For-profit schools receive about $1 of every $4 spent on federal Pell grants for students in financial need. That totaled more than $7 billion in the last school year - up from nearly $1 billion a decade earlier. For some for-profit schools, federal grants and loans account for most of their revenue.
"It's their livelihood," said Mark Kantrowitz, a college-finance analyst with the Web site FinAid. The Obama proposal "has the potential to severely impact the industry in terms of what programs they can offer, what their revenues are going to be, what their profits are going to be." But he said the government has "a good argument" for seeking to rein in student debt.
For-profit schools offer degrees and certificates, often through online courses, in fields including health care, the law, cosmetology and the culinary arts.
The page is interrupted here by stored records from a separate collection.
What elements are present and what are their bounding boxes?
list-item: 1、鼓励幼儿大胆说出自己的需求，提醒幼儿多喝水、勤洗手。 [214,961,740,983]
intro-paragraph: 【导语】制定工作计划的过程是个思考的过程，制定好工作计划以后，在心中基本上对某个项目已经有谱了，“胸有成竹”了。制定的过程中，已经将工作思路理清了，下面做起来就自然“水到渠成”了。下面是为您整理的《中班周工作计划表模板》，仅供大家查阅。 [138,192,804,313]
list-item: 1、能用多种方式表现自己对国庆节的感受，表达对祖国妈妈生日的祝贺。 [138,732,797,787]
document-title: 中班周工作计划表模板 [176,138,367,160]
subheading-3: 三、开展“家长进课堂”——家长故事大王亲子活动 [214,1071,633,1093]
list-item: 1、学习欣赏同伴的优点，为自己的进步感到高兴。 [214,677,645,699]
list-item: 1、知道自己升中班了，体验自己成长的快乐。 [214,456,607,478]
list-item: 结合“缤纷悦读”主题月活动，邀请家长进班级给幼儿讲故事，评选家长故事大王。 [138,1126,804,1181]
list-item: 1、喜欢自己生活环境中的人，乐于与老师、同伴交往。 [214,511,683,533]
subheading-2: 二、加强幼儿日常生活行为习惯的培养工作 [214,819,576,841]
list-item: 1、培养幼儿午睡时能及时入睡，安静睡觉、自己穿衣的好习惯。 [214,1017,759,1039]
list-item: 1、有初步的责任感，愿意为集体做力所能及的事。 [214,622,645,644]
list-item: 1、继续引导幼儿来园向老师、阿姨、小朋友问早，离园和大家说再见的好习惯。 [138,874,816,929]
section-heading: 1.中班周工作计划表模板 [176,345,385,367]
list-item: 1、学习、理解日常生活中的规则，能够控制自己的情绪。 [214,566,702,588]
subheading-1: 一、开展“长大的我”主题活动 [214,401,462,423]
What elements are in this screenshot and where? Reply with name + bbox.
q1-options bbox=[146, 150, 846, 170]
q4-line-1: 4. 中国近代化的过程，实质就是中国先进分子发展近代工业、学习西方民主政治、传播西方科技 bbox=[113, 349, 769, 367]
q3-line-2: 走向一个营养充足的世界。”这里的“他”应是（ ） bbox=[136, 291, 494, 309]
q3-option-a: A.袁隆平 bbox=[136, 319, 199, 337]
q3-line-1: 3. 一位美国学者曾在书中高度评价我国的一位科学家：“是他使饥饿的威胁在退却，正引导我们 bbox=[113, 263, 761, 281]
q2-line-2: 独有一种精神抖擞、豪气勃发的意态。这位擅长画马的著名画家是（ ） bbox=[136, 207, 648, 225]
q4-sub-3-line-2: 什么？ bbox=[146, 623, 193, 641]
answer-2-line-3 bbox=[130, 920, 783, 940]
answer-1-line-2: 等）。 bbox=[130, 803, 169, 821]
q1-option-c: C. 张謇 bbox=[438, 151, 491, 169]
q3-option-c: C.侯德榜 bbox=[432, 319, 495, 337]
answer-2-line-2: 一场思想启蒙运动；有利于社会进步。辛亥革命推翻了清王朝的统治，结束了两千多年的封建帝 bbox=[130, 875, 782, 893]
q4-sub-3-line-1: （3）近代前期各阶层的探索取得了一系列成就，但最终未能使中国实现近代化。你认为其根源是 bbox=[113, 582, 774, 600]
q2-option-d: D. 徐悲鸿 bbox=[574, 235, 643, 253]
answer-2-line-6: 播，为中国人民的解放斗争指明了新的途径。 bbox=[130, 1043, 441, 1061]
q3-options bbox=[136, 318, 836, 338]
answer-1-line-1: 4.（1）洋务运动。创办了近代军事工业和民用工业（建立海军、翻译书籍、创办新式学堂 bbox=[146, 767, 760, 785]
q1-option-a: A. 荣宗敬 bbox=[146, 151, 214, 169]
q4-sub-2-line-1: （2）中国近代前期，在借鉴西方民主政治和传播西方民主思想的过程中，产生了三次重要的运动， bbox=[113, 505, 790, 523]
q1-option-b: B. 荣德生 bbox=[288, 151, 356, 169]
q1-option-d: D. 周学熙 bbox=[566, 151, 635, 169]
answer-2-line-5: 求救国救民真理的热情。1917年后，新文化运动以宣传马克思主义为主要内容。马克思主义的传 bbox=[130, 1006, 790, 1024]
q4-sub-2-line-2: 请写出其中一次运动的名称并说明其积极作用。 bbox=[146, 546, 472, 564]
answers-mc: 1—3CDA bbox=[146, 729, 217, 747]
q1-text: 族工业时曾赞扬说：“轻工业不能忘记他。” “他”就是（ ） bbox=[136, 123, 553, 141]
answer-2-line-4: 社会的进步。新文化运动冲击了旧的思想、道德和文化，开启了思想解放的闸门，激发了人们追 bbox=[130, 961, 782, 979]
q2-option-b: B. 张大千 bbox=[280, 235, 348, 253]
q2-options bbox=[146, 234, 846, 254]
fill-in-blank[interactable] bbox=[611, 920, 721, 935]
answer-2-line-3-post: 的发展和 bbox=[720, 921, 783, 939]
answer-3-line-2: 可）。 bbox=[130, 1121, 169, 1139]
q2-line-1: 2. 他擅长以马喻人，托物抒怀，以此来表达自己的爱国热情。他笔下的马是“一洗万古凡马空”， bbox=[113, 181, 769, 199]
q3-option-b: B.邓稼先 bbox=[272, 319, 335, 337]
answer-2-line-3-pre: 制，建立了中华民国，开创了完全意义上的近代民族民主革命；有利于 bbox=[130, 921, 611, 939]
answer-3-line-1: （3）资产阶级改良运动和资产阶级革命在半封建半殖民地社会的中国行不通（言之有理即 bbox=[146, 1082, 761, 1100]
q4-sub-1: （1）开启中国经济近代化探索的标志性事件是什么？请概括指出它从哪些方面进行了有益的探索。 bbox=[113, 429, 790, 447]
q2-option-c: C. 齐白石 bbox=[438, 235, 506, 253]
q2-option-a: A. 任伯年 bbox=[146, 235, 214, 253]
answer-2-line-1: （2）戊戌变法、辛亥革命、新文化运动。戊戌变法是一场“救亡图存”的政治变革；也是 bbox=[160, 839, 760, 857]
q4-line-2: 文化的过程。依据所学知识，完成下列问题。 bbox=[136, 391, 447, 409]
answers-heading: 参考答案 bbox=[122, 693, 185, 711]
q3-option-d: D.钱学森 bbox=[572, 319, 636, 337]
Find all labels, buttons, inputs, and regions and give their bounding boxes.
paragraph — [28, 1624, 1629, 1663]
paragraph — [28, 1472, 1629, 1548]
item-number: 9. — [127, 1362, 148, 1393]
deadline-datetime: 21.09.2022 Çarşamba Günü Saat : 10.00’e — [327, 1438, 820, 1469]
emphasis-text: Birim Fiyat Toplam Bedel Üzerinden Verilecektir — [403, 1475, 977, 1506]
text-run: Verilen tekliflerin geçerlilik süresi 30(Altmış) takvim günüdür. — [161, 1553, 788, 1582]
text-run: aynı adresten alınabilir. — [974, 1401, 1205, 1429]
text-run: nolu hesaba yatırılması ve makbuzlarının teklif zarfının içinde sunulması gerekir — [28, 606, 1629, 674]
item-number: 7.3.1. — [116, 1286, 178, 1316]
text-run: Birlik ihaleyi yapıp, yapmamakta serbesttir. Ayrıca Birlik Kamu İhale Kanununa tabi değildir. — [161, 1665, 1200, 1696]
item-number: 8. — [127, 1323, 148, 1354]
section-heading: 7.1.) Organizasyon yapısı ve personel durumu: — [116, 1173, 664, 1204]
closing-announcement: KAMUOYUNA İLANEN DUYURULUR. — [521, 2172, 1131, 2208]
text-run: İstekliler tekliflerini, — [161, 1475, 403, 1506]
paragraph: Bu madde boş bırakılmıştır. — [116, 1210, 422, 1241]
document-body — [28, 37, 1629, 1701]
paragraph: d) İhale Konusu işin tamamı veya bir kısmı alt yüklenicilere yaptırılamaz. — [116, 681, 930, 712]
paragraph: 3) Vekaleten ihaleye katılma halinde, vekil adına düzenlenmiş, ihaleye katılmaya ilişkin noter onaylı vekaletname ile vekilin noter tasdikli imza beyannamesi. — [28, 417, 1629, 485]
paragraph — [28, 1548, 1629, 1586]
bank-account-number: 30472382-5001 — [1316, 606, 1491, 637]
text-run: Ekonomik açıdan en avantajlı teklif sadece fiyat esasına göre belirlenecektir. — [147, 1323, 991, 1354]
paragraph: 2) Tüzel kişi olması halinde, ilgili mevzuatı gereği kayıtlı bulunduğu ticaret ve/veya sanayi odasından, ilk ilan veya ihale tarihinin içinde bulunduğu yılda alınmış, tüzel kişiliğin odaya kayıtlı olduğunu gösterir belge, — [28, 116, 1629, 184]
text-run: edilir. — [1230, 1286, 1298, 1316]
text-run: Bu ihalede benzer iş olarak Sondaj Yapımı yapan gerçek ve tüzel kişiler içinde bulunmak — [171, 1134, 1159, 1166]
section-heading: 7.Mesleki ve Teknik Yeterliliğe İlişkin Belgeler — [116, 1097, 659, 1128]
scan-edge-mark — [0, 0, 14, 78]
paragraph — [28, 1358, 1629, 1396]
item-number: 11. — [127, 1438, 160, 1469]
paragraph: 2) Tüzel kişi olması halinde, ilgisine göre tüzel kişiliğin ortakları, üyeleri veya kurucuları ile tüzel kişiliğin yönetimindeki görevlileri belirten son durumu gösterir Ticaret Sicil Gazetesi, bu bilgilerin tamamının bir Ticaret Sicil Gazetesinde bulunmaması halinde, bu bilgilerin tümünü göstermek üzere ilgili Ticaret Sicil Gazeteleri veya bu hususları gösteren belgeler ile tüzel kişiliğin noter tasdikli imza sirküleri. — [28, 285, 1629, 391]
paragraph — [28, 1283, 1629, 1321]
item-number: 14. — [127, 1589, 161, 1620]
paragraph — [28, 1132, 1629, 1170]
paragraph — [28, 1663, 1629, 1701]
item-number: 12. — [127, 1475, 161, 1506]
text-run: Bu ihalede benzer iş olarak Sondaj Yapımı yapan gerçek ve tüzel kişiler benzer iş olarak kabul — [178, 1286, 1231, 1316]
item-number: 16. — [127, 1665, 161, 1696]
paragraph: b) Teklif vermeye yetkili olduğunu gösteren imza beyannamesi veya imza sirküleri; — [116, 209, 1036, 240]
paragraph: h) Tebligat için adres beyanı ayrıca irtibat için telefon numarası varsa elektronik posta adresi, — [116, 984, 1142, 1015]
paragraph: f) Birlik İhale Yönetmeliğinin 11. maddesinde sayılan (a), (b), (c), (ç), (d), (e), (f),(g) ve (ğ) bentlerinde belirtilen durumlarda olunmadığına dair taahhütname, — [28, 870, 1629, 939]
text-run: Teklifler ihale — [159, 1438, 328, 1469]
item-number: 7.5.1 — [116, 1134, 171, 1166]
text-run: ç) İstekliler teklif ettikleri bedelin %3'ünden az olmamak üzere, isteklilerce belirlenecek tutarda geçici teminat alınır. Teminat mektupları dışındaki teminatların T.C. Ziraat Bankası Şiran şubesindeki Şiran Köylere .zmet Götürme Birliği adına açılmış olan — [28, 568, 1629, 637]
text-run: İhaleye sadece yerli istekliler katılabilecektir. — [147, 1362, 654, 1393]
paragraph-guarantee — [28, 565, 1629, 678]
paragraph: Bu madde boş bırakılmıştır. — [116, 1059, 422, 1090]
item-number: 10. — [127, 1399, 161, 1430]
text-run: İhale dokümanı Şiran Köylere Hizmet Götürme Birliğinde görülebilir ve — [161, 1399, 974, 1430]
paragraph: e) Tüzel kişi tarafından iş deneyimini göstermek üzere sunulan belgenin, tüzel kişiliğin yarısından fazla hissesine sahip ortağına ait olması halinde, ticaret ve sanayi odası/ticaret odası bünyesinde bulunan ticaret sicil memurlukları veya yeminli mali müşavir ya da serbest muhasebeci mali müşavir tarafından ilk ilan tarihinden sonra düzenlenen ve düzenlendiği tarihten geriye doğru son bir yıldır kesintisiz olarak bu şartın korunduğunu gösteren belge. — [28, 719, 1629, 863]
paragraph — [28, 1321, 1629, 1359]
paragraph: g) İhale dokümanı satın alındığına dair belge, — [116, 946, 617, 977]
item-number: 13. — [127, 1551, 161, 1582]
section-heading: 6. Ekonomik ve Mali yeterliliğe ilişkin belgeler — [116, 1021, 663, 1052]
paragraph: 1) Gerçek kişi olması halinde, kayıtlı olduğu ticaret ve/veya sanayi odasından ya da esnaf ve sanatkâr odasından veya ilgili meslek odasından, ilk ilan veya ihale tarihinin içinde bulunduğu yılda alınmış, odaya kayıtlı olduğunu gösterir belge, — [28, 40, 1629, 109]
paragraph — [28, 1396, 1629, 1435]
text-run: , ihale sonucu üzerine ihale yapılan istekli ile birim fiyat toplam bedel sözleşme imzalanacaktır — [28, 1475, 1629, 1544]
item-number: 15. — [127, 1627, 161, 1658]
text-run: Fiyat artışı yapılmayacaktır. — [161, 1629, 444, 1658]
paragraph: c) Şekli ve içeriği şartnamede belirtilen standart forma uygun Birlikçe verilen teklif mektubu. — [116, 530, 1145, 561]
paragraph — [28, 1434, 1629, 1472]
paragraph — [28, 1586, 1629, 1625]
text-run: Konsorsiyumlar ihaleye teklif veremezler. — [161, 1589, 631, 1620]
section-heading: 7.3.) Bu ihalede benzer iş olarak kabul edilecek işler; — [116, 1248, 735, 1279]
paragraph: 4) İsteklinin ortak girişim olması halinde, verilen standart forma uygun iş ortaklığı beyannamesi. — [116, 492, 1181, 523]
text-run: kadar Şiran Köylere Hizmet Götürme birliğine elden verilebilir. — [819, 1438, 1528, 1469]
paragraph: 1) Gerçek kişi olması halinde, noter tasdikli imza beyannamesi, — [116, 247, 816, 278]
The Washington Post Co. operates for-profit schools through its subsidiary Kaplan and owns more than 8 percent of stock in Corinthian Colleges, another for-profit company, based in Santa Ana, Calif.
The largest provider of for-profit higher education, Apollo Group, which is based in Phoenix and has 470,000 students, forecast last week that enrollment of new students at its University of Phoenix would decline. The company said it was taking steps that would affect enrollment at a time of "ongoing regulatory and other scrutiny" and media reports that have "portrayed the sector in an unflattering light." Industry stocks, which have sagged for much of the year, fell sharply after the statement.
Much of the decline came after the Government Accountability Office reported in August that an undercover investigation found that some recruiters of for-profit colleges encouraged fraud or engaged in deceptive marketing practices.
This week, the Florida attorney general's office disclosed that it is conducting a civil investigation of for-profit schools in connection with alleged misrepresentations about financial aid and other matters. (One of the companies under investigation is Kaplan Higher Education, and a spokeswoman said this week that the company had not been contacted by the authorities but would cooperate fully.)
The closer scrutiny follows the Education Department's push to clamp down on what it said in July is "wasteful spending on educational programs of little or no value that also lead to high indebtedness for students."
Federal data show that 11.6 percent of student borrowers from for-profit schools default on their loans within two years of beginning repayment, compared with 6 percent from public colleges and 4 percent from private, nonprofit schools. Some experts note, however, that default rates are often high at nonprofit schools with many low-income students.